Что же вызвало такую строгую кару? Дело в том, что среди героев романа Хамар-Дабанова были выведены реальные лица, занимавшие на Кавказе высокие посты, что вызвало неудовольствие военного министра Чернышева, сказавшего, что «книга эта тем вреднее, что в ней что строка, то правда».
В описываемое время за частными лицами не признавалось права высказывать свое мнение об общественных делах, хотя бы и в умеренной форме. Книгу запретили, хотя двумя годами раньше в журнале «Библиотека для чтения» был напечатан отрывок из нее под названием «Закубанский харамзаде». Белинский отозвался о нем как о «не лишенном некоторого интереса». Этот отзыв можно смело распространить и на весь роман, показывающий закулисные стороны кавказской войны.
В романе выведены начальник правого фланга кавказской линии генерал Засс, начальник штаба отдельного кавказского корпуса генерал Коцебу, майор Л. С. Пушкин, К. Н. Данзас, князь В. С. Голицын, черкесский разбойник Али-Карсис (закубанский харамзаде) и другие.

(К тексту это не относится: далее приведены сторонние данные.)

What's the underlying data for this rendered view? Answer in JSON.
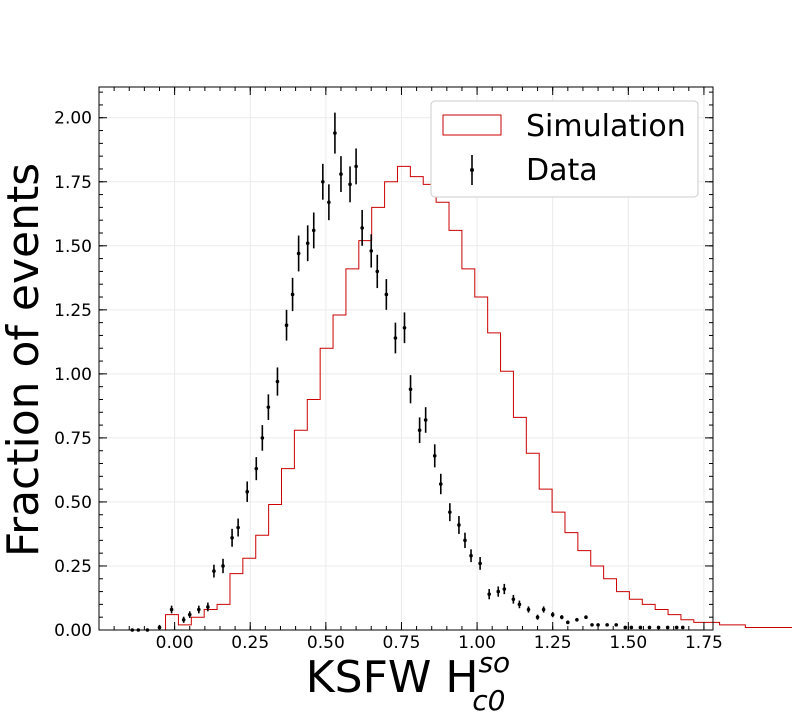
{
  "chart_data": {
    "type": "histogram",
    "xlabel": "KSFW H",
    "xlabel_sup": "so",
    "xlabel_sub": "c0",
    "ylabel": "Fraction of events",
    "xlim": [
      -0.25,
      1.78
    ],
    "ylim": [
      0,
      2.12
    ],
    "xticks": [
      0.0,
      0.25,
      0.5,
      0.75,
      1.0,
      1.25,
      1.5,
      1.75
    ],
    "xtick_labels": [
      "0.00",
      "0.25",
      "0.50",
      "0.75",
      "1.00",
      "1.25",
      "1.50",
      "1.75"
    ],
    "yticks": [
      0.0,
      0.25,
      0.5,
      0.75,
      1.0,
      1.25,
      1.5,
      1.75,
      2.0
    ],
    "ytick_labels": [
      "0.00",
      "0.25",
      "0.50",
      "0.75",
      "1.00",
      "1.25",
      "1.50",
      "1.75",
      "2.00"
    ],
    "grid": true,
    "legend_position": "top-right",
    "series": [
      {
        "name": "Simulation",
        "style": "step",
        "color": "#cc0000",
        "bin_width": 0.0426,
        "bin_start": -0.03,
        "values": [
          0.06,
          0.02,
          0.05,
          0.08,
          0.1,
          0.22,
          0.28,
          0.37,
          0.49,
          0.63,
          0.78,
          0.9,
          1.1,
          1.23,
          1.41,
          1.52,
          1.65,
          1.75,
          1.81,
          1.77,
          1.74,
          1.67,
          1.56,
          1.41,
          1.3,
          1.16,
          1.01,
          0.83,
          0.69,
          0.55,
          0.46,
          0.38,
          0.31,
          0.25,
          0.2,
          0.15,
          0.12,
          0.1,
          0.08,
          0.06,
          0.04,
          0.03,
          0.03,
          0.02,
          0.02,
          0.01,
          0.01,
          0.01,
          0.01,
          0.01,
          0.01,
          0.0
        ]
      },
      {
        "name": "Data",
        "style": "errorbar",
        "color": "#000000",
        "x": [
          -0.14,
          -0.12,
          -0.09,
          -0.05,
          -0.01,
          0.03,
          0.05,
          0.08,
          0.11,
          0.13,
          0.16,
          0.19,
          0.21,
          0.24,
          0.27,
          0.29,
          0.31,
          0.34,
          0.37,
          0.39,
          0.41,
          0.44,
          0.46,
          0.49,
          0.51,
          0.53,
          0.55,
          0.58,
          0.6,
          0.62,
          0.65,
          0.67,
          0.7,
          0.73,
          0.76,
          0.78,
          0.81,
          0.83,
          0.86,
          0.88,
          0.91,
          0.94,
          0.96,
          0.98,
          1.01,
          1.04,
          1.07,
          1.09,
          1.12,
          1.14,
          1.17,
          1.2,
          1.22,
          1.25,
          1.28,
          1.3,
          1.33,
          1.36,
          1.38,
          1.4,
          1.43,
          1.46,
          1.49,
          1.51,
          1.54,
          1.57,
          1.6,
          1.63,
          1.66,
          1.68
        ],
        "y": [
          0.0,
          0.0,
          0.0,
          0.01,
          0.08,
          0.04,
          0.06,
          0.08,
          0.09,
          0.23,
          0.25,
          0.36,
          0.4,
          0.54,
          0.63,
          0.75,
          0.87,
          0.97,
          1.19,
          1.31,
          1.47,
          1.51,
          1.56,
          1.75,
          1.67,
          1.94,
          1.78,
          1.74,
          1.81,
          1.57,
          1.48,
          1.4,
          1.31,
          1.14,
          1.18,
          0.94,
          0.78,
          0.82,
          0.68,
          0.57,
          0.46,
          0.41,
          0.35,
          0.29,
          0.26,
          0.14,
          0.15,
          0.16,
          0.12,
          0.1,
          0.08,
          0.05,
          0.08,
          0.06,
          0.05,
          0.03,
          0.04,
          0.05,
          0.02,
          0.02,
          0.02,
          0.02,
          0.01,
          0.01,
          0.01,
          0.01,
          0.01,
          0.01,
          0.01,
          0.01
        ],
        "yerr": [
          0.0,
          0.0,
          0.0,
          0.01,
          0.015,
          0.012,
          0.013,
          0.015,
          0.017,
          0.025,
          0.028,
          0.035,
          0.035,
          0.04,
          0.045,
          0.05,
          0.05,
          0.055,
          0.06,
          0.065,
          0.07,
          0.07,
          0.07,
          0.07,
          0.07,
          0.08,
          0.07,
          0.07,
          0.07,
          0.07,
          0.065,
          0.065,
          0.06,
          0.06,
          0.06,
          0.055,
          0.05,
          0.05,
          0.045,
          0.04,
          0.035,
          0.035,
          0.03,
          0.025,
          0.025,
          0.02,
          0.02,
          0.02,
          0.017,
          0.015,
          0.012,
          0.01,
          0.012,
          0.01,
          0.008,
          0.007,
          0.007,
          0.007,
          0.005,
          0.005,
          0.005,
          0.005,
          0.004,
          0.004,
          0.004,
          0.004,
          0.004,
          0.004,
          0.004,
          0.004
        ]
      }
    ]
  }
}
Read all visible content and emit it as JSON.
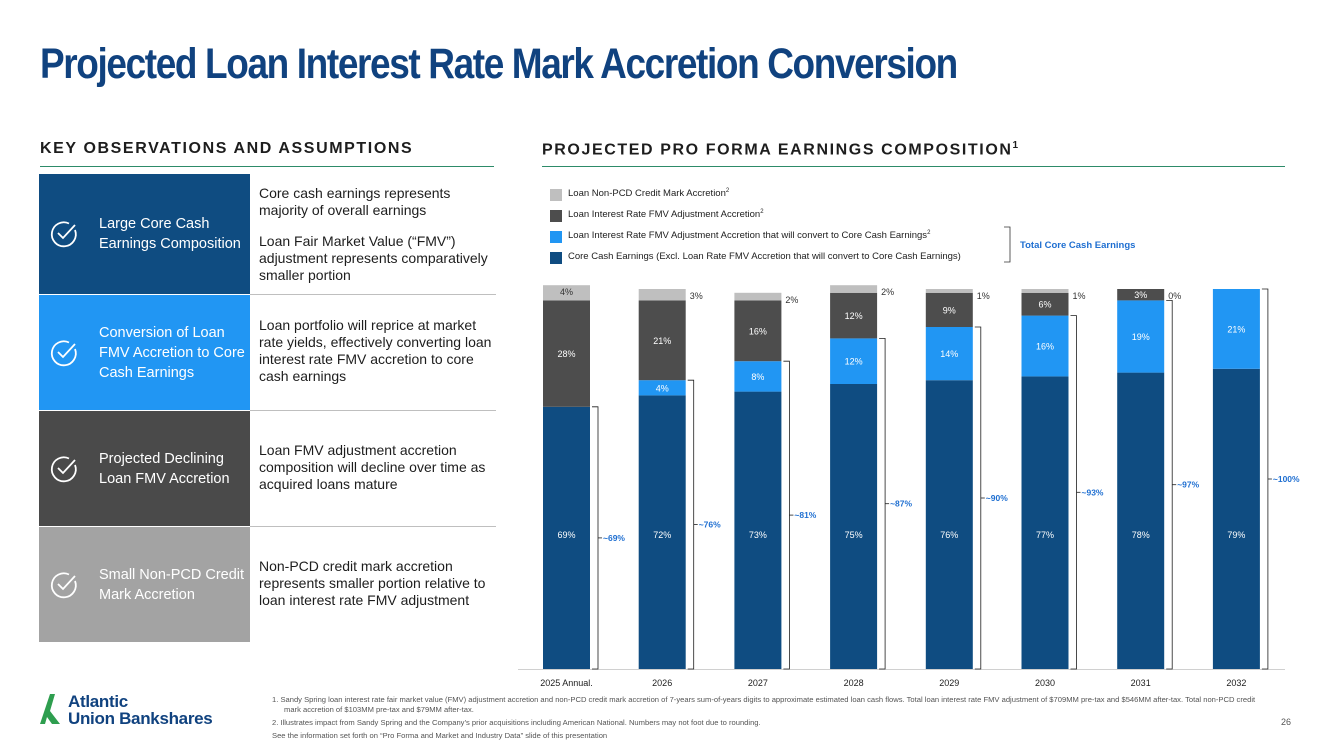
{
  "title": "Projected Loan Interest Rate Mark Accretion Conversion",
  "left_header": "KEY OBSERVATIONS AND ASSUMPTIONS",
  "right_header": "PROJECTED PRO FORMA EARNINGS COMPOSITION",
  "right_header_sup": "1",
  "observations": [
    {
      "label": "Large  Core Cash Earnings Composition",
      "panel_color": "#0f4c81",
      "text": [
        "Core cash earnings represents majority of overall earnings",
        "Loan Fair Market Value (“FMV”) adjustment represents comparatively smaller portion"
      ]
    },
    {
      "label": "Conversion of  Loan FMV  Accretion to Core Cash Earnings",
      "panel_color": "#2196f3",
      "text": [
        "Loan portfolio will reprice at market rate yields, effectively converting loan interest rate FMV accretion to core cash earnings"
      ]
    },
    {
      "label": "Projected Declining Loan FMV Accretion",
      "panel_color": "#4a4a4a",
      "text": [
        "Loan FMV adjustment accretion composition will decline over time as acquired loans mature"
      ]
    },
    {
      "label": "Small Non-PCD Credit Mark Accretion",
      "panel_color": "#a3a3a3",
      "text": [
        "Non-PCD credit mark accretion represents smaller portion relative to loan interest rate FMV adjustment"
      ]
    }
  ],
  "legend": [
    {
      "label": "Loan Non-PCD Credit Mark Accretion",
      "sup": "2",
      "color": "#bfbfbf"
    },
    {
      "label": "Loan Interest Rate FMV Adjustment Accretion",
      "sup": "2",
      "color": "#4d4d4d"
    },
    {
      "label": "Loan Interest Rate FMV Adjustment Accretion that will convert to Core Cash Earnings",
      "sup": "2",
      "color": "#2196f3"
    },
    {
      "label": "Core Cash Earnings (Excl. Loan Rate FMV Accretion that will convert to Core Cash Earnings)",
      "sup": "",
      "color": "#0f4c81"
    }
  ],
  "total_core_label": "Total Core Cash Earnings",
  "chart_data": {
    "type": "bar",
    "stacked": true,
    "categories": [
      "2025 Annual.",
      "2026",
      "2027",
      "2028",
      "2029",
      "2030",
      "2031",
      "2032"
    ],
    "ylim": [
      0,
      100
    ],
    "series": [
      {
        "name": "Core Cash Earnings (Excl. Loan Rate FMV Accretion that will convert to Core Cash Earnings)",
        "color": "#0f4c81",
        "values": [
          69,
          72,
          73,
          75,
          76,
          77,
          78,
          79
        ],
        "labels": [
          "69%",
          "72%",
          "73%",
          "75%",
          "76%",
          "77%",
          "78%",
          "79%"
        ]
      },
      {
        "name": "Loan Interest Rate FMV Adjustment Accretion that will convert to Core Cash Earnings",
        "color": "#2196f3",
        "values": [
          0,
          4,
          8,
          12,
          14,
          16,
          19,
          21
        ],
        "labels": [
          "",
          "4%",
          "8%",
          "12%",
          "14%",
          "16%",
          "19%",
          "21%"
        ]
      },
      {
        "name": "Loan Interest Rate FMV Adjustment Accretion",
        "color": "#4d4d4d",
        "values": [
          28,
          21,
          16,
          12,
          9,
          6,
          3,
          0
        ],
        "labels": [
          "28%",
          "21%",
          "16%",
          "12%",
          "9%",
          "6%",
          "3%",
          ""
        ]
      },
      {
        "name": "Loan Non-PCD Credit Mark Accretion",
        "color": "#bfbfbf",
        "values": [
          4,
          3,
          2,
          2,
          1,
          1,
          0,
          0
        ],
        "labels": [
          "4%",
          "3%",
          "2%",
          "2%",
          "1%",
          "1%",
          "0%",
          ""
        ]
      }
    ],
    "total_core_annotations": [
      "~69%",
      "~76%",
      "~81%",
      "~87%",
      "~90%",
      "~93%",
      "~97%",
      "~100%"
    ]
  },
  "logo": {
    "line1": "Atlantic",
    "line2": "Union Bankshares"
  },
  "footnotes": [
    "1. Sandy Spring loan interest rate fair market value (FMV) adjustment accretion and non-PCD credit mark accretion of 7-years sum-of-years digits to approximate estimated loan cash flows. Total loan interest rate FMV adjustment of $709MM pre-tax and $546MM after-tax. Total non-PCD credit mark accretion of $103MM pre-tax and $79MM after-tax.",
    "2. Illustrates impact from Sandy Spring and the Company’s prior acquisitions including American National.  Numbers may not foot due to rounding.",
    "See the information set forth on “Pro Forma and Market and Industry Data” slide of this presentation"
  ],
  "page_number": "26"
}
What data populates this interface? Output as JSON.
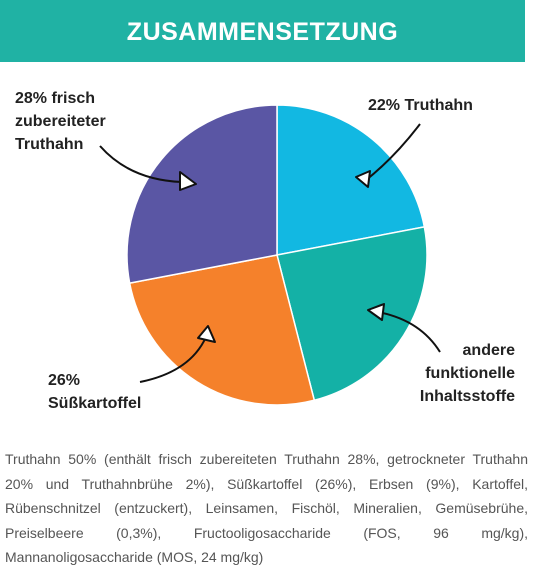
{
  "header": {
    "title": "ZUSAMMENSETZUNG"
  },
  "chart_data": {
    "type": "pie",
    "categories": [
      [
        "22% Truthahn"
      ],
      [
        "andere",
        "funktionelle",
        "Inhaltsstoffe"
      ],
      [
        "26%",
        "Süßkartoffel"
      ],
      [
        "28% frisch",
        "zubereiteter",
        "Truthahn"
      ]
    ],
    "values": [
      22,
      24,
      26,
      28
    ],
    "colors": [
      "#12b8e2",
      "#14b1a6",
      "#f5812b",
      "#5a56a4"
    ]
  },
  "description": "Truthahn 50% (enthält frisch zubereiteten Truthahn 28%, getrockneter Truthahn 20% und Truthahnbrühe 2%), Süßkartoffel (26%), Erbsen (9%), Kartoffel, Rübenschnitzel (entzuckert), Leinsamen, Fischöl, Mineralien, Gemüsebrühe, Preiselbeere (0,3%), Fructooligosaccharide (FOS, 96 mg/kg), Mannanoligosaccharide (MOS, 24 mg/kg)"
}
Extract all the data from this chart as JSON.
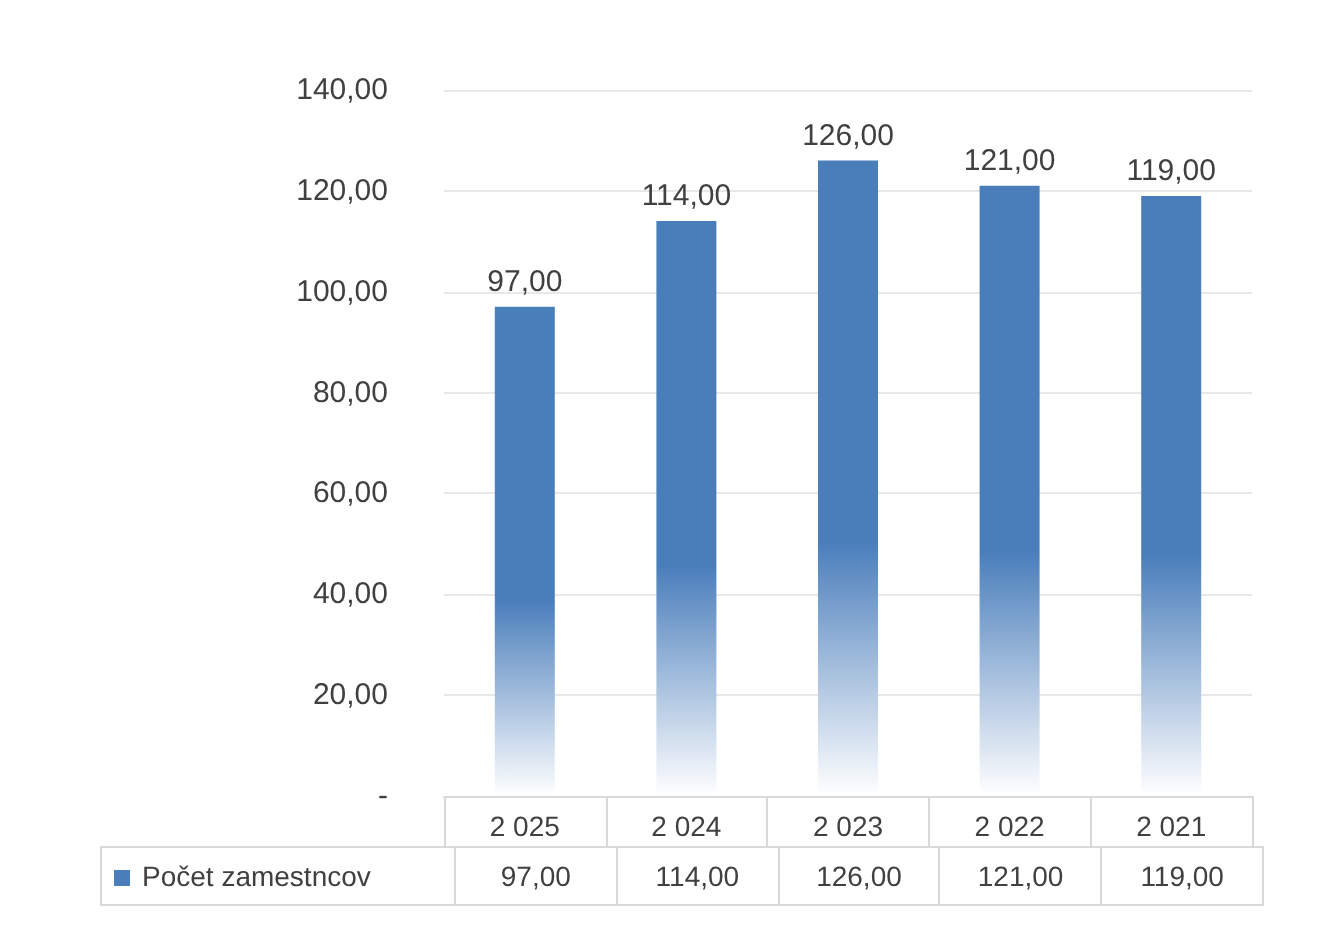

И все-таки не это сейчас для нас важно.
Где же и в чем здесь элементы мистификации, спросит читатель. А вот в чем: писателя Е. Хамар-Дабанова (по названию горы в Сибири) не существовало. Под этим псевдоандронимом (так называют мужское имя, служащее псевдонимом для женщины) скрывалась Екатерина Петровна Лачинова, урожденная Шелашникова, жена служившего на Кавказе генерал-майора, а значит, и свидетельница описанных событий. Вот почему приведенное выше письмо шефа жандармов оканчивалось следующей фразой: «Его величеству угодно было повелеть учредить полицейский надзор над сочинительницей Лачиновой».
Писательница обратилась к шефу жандармов с письмом, в котором пыталась отклонить обвинение в разглашении военной тайны, в наличии соучастников и пр. Она писала: «Я вас уверяю, любезный граф, что никто не участвовал в моем труде, и если я использовала несколько заметок об экспедициях, данных мне двумя офицерами, один из коих позднее погиб на дуэли, а другой как храбрец на поле боя, то все-таки никто из них не участвовал в моем труде».
Дело оказывается значительно сложнее, чем кажется с первого взгляда. И разобраться в нем можно только узнав, кого имеет в виду Лачинова в этих двух офицерах. Предположение об этом делалось еще в 1901 году в газете «Кавказ». Специальную статью в книге «Кавказские этюды» (Тифлис, 1901) посвятил роману Е. Г. Вейденбаум, который предполагал, что в одном из героев романа под фамилией Пустогородов выведен брат мужа писательницы — Евдоким Емельянович Лачинов, прапорщик, декабрист, разжалованный и сосланный на Кавказ. О декабристах в то время писать вообще запрещалось, даже под другой фамилией.
Но вот в наше время А. Титов в статье, напечатанной в журнале «Русская литература» (1959, № 3), раскрыл имена обоих офицеров — Лермонтов и Бестужев. Маски, под которыми скрыла их писательница, оказались снятыми.
Почему Лермонтов? Да потому, что в романе действует его окружение — тот же Голицын (князь Галицкий), участвовавший с ним в бою при Валерике в июле 1840 года, Грушницкий (адъютант) — лермонтовский герои, восстановленный писательницей в своем романе, и другие.
Почему Бестужев? Здесь на помощь исследователю приходят письма декабриста А. Бестужева к его брату Павлу, датированные 1837 годом, в которых он рассказывает о своей связи с генеральшей Л…вой, писательницей, появившейся в Тифлисе в 1836 году («Она без ума от любви ко мне»). Конечно, эта Л…ва — писательница Лачинова, приехавшая в Тифлис в 1836 году.
У Прасковьи Бестужевой было два сына: Александр и Павел. У Прасковьи Пустогородовой в романе Лачиновой их тоже двое. Один из них, разжалованный в солдаты и сосланный на Кавказ за участие в политическом заговоре, Пустогородов — это и есть Александр Бестужев-Марлинский, декабрист, писатель, погибший в бою у Адлера в 1837 году.
Статья А. Титова называется «А. Бестужев — герой забытого романа». В данном случае, так же как и в «Селе Михайловском» у Миклашевич, имела место литературная конспирация, попытка обмануть царскую цензуру и запечатлеть образ декабриста в художественном произведении.
Романы, сочиненные дамами, имели разную судьбу. Роман Миклашевич не пропускался цензурою в течение тридцати лет и вышел в свет, когда острота его притупилась. Роман Лачиновой был пропущен сразу, но сразу же был и изъят. Цель, которую ставил автор — донести до читателей образ декабриста, была достигнута только по появлении статьи А. Титова, то есть сто двадцать лет спустя после написания романа.